Fechando a primeira semana em Cannes, Inside Llewyn Davis foi um desafio. Filas de convidados e jornalistas superlotaram as duas primeiras sessões do filme no festival e muita gente precisará esperar pela estreia prevista para dezembro.
O ator Oscar Isaac, de Drive, pode começar a sonhar com uma indicação ao Oscar. O retrato dele de um artista incompreendido, talentoso, mas bruto e emocionalmente instável, é um bálsamo para olhos e ouvidos. O ator, que estudou no conservatório The Juilliard School, em Nova York, não teve grandes problemas para aprender as técnicas e músicas de Dave Van Ronk, cuja obra inspira o filme.

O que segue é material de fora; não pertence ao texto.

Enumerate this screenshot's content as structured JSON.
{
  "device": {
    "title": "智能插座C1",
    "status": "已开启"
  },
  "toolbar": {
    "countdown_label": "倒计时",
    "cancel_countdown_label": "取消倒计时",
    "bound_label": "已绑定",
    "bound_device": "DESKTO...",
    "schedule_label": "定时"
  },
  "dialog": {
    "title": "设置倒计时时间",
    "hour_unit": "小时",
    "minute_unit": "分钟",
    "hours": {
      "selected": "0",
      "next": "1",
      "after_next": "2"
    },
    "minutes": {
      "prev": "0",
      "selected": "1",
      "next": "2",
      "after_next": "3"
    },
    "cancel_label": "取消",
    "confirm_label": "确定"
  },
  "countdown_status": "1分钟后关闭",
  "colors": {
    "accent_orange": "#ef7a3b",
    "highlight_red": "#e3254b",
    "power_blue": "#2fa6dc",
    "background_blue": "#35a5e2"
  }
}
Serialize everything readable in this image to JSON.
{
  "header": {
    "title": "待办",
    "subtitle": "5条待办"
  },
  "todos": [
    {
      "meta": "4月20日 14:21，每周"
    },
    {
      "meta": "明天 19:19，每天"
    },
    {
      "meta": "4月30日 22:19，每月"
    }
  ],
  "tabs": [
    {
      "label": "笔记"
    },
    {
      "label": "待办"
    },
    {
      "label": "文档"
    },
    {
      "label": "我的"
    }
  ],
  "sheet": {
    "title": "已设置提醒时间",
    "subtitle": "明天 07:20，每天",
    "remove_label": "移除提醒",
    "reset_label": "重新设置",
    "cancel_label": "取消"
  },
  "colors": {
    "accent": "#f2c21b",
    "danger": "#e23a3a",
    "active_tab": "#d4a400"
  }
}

O início do folk e as histórias cotidianas de quem batalhava para estar na efervescente cena musical da década de 60 são retratados com o característico humor ácido e negro dos Coen. O personagem Llewyn tem certo talento para desapontar pessoas e não convencer o diretor de sua gravadora a lhe dar um centavo.
Ele depende do teto de amigos como a ex dele Jean (Carey Mulligan) e o atual namorado e parceiro musical dela Jim (Justin Timberlake). Llewyn persegue o sonho do próprio sucesso, assombrado pelo fantasma de um amigo que morreu.
A amargura com a qual a indústria fonográfica é retratada chega ao melhor momento quando Llewyn vai a Chicago tentar a sorte em um bar e é recebido pelo dono do lugar, que lhe diz as verdades que o rondam. Elas caem como uma bigorna na cabeça do músico: “Procure uma dupla e faça um som harmônico, o seu não funciona”, diz ele.
Maus pagadores, músicos malandros, aproveitadores de garotas, donos de bar que não entendem de música e desvios da vanguarda musical estão na deliciosa jornada dos Coen. Para o bem ou mal, o longa retrata mais o fracasso musical do que a redenção de Llewyn.